Heh. This reminds me of the girls in 6th grade in the bathroom at school coloring their hair with Kool-Aid… THAT was hilarious…You should do that next!! 😀
When I was a teenager, my sister and I used to use unflavored red Koolaid to dye our mother’s boyfriend’s white cat pink. Good times.
“This tale has a happy ending, because then I ate the rest of the CrystalLite powder like a Pixie Stick because, damn, it feels good to be agangster.”DYING.
[…] Kool-Aid lip stain works on your tongue, too. […]
I’m the idiot who tried it one day since we have way too much Kool-Aid in the cabinet….but I just used a regular pack since I didn’t see anywhere in the pin that you should use the sugar-free version. Anyway…as you probably know, Kool-Aid is NOT good without sugar. Ugh. But at least it stopped me from licking my lips.
Also, this is not good to try with super chapped lips. Insert burning fire from hell.

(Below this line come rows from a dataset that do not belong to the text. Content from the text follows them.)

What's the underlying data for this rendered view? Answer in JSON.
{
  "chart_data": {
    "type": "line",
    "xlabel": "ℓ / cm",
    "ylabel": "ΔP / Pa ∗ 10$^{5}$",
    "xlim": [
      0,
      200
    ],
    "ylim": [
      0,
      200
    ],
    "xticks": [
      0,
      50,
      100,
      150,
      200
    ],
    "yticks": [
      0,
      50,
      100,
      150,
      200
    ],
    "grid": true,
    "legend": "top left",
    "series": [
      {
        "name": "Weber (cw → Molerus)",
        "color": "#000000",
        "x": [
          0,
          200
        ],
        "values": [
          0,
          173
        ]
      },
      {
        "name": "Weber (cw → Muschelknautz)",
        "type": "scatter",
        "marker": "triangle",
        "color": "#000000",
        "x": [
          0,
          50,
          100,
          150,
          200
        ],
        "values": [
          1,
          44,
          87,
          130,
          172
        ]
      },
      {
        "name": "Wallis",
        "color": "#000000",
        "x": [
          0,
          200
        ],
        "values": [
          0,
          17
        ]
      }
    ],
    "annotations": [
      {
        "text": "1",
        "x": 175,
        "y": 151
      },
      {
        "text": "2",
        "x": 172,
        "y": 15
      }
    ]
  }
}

[…] meant for Kool-Aid stains, but I don’t think I’ve had Kool-Aid in my house for years. (Crystal Lite maybe, but not […]

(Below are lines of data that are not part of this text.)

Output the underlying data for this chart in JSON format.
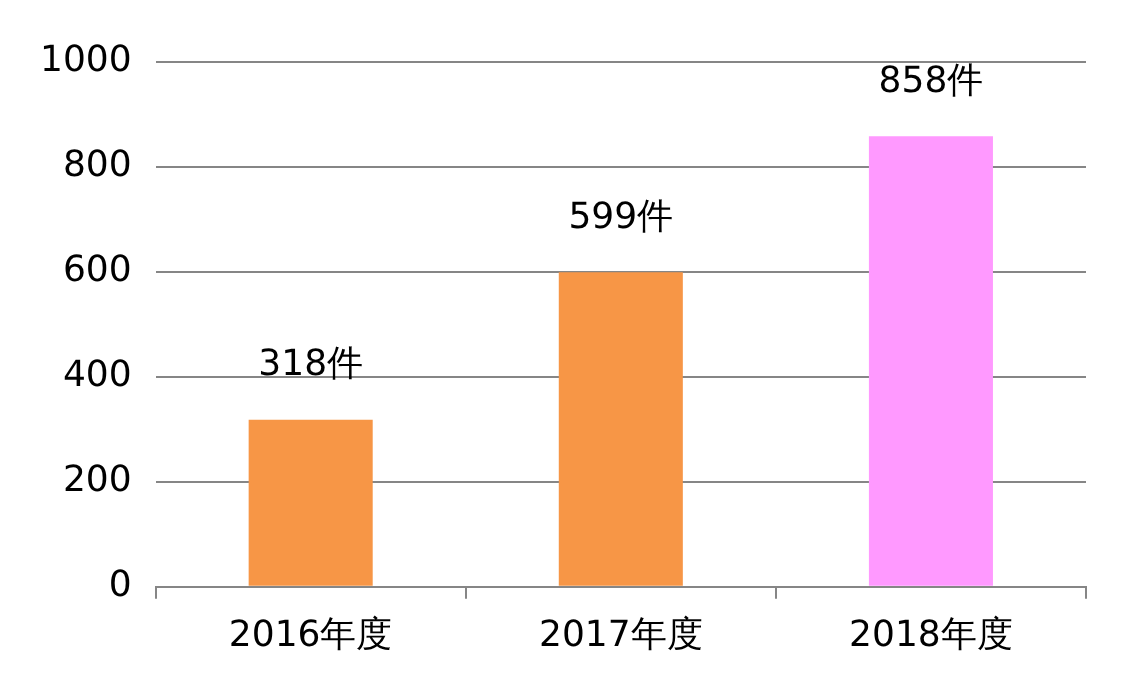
{
  "chart_data": {
    "type": "bar",
    "categories": [
      "2016年度",
      "2017年度",
      "2018年度"
    ],
    "values": [
      318,
      599,
      858
    ],
    "colors": [
      "#f79646",
      "#f79646",
      "#ff99ff"
    ],
    "value_labels": [
      "318件",
      "599件",
      "858件"
    ],
    "ylim": [
      0,
      1000
    ],
    "yticks": [
      0,
      200,
      400,
      600,
      800,
      1000
    ],
    "grid": "y",
    "legend": false
  }
}
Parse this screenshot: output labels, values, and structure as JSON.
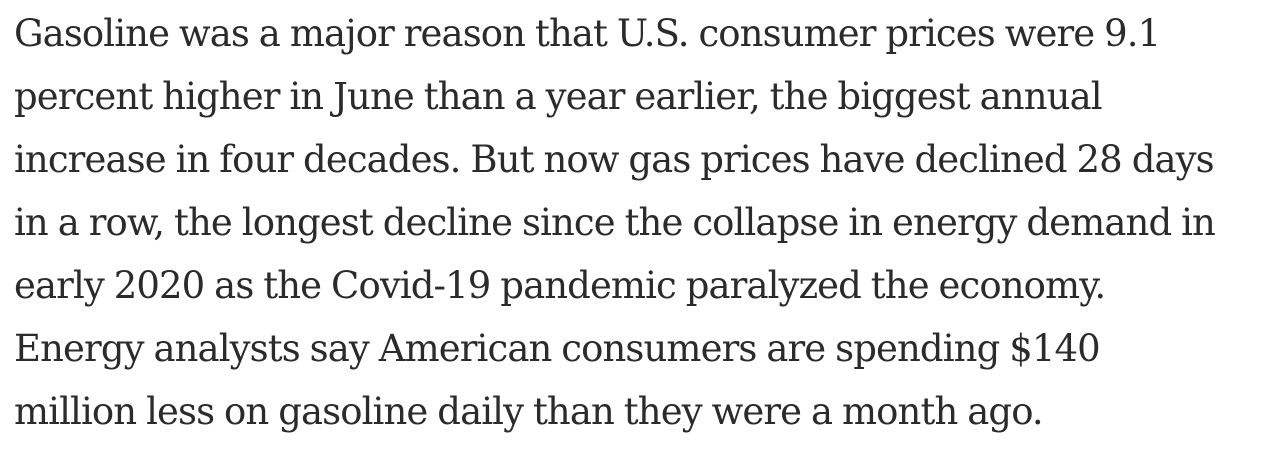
{
  "article": {
    "paragraph_lines": [
      "Gasoline was a major reason that U.S. consumer prices were 9.1",
      "percent higher in June than a year earlier, the biggest annual",
      "increase in four decades. But now gas prices have declined 28 days",
      "in a row, the longest decline since the collapse in energy demand in",
      "early 2020 as the Covid-19 pandemic paralyzed the economy.",
      "Energy analysts say American consumers are spending $140",
      "million less on gasoline daily than they were a month ago."
    ]
  }
}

Idk what you did wrong but I’ve done this many times and it works and I love it. I add kooli aid to my homemade lip balm for the color and it also adds a sweet taste and it is fabulous. Sometimes it bothers me because the lip stain last so one that I don’t want red or pink lips for days.

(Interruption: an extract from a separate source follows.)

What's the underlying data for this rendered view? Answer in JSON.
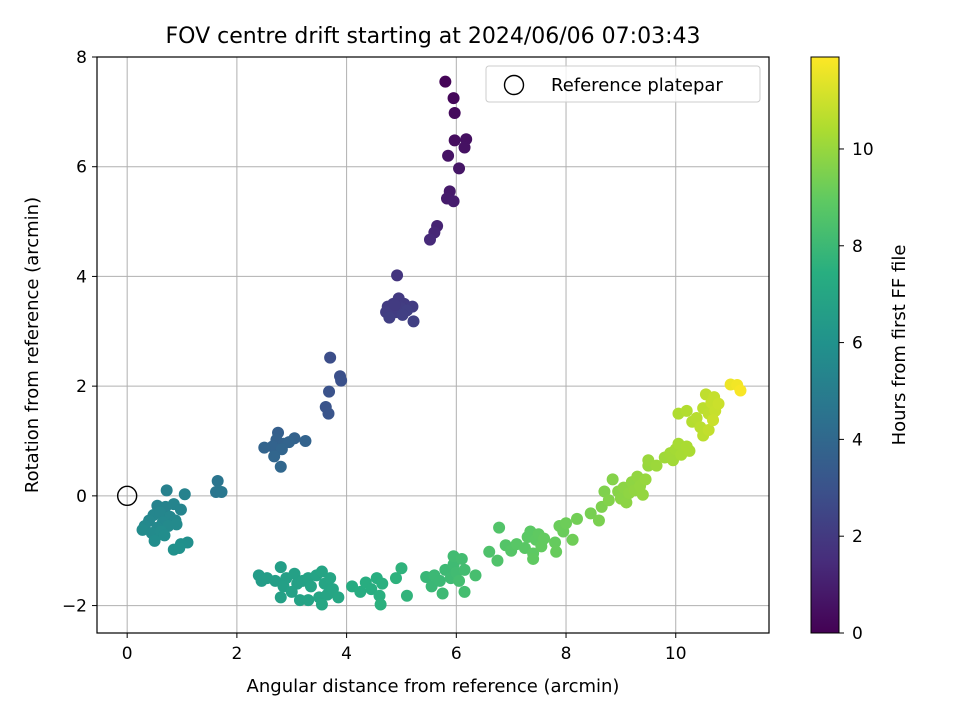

I saw this, and even though it failed horribly for you, I had to try it. The moment I started rubbing it into my lips, I knew something was going wrong. See, my Kool aid was a bit…aged, I guess. My husband still had it from his bachelor days, so the powder was pretty grainy from absorbing extra moisture from the air. Think table salt grains. I instantly had tons of little microcuts on my precious pout, which now tasted like the saltiest cherry-flavored lemon I had ever had. Nasty, painful stuff. Mind you, I’m the principal French horn player for my university, so painful lips means painful playing. I was not happy.
I did end up making some adjustments, though, and it seems to work well with the changes. I dissolved the packet (yeah, the whole packet) in a tad bit of water and applied it with a Q-tip. This is an all around much better application than the random and painful rub-it-into-your-face-with-your-finger notion. The stain will go right where you want it to go, and I had little to no issue with it getting on my teeth. I left the stain on for a few minutes (probably between two and three minutes, to be exact) before blotting any remaining stain off with a tissue (or, in my case, toilet paper). It did exactly what any store-bought stain does, and I now have some awesome cherry-red lips. They do taste pretty dang weird, though.
Overall impression after the adjustments: it works great as a stain. However, don’t plan on kissing someone within a few hours of applying the stain, because they will think you just spent the last hour sucking on a huge chunk of salt and fake flavoring. I hope this helps!
Also, as taybromby mentioned, never EVER do this with chapped lips. Your pout will need to be in pristine condition, or else the salt will burn your lips for more than an hour. Actually, the “burning fire from hell” seemed pretty accurate, lol!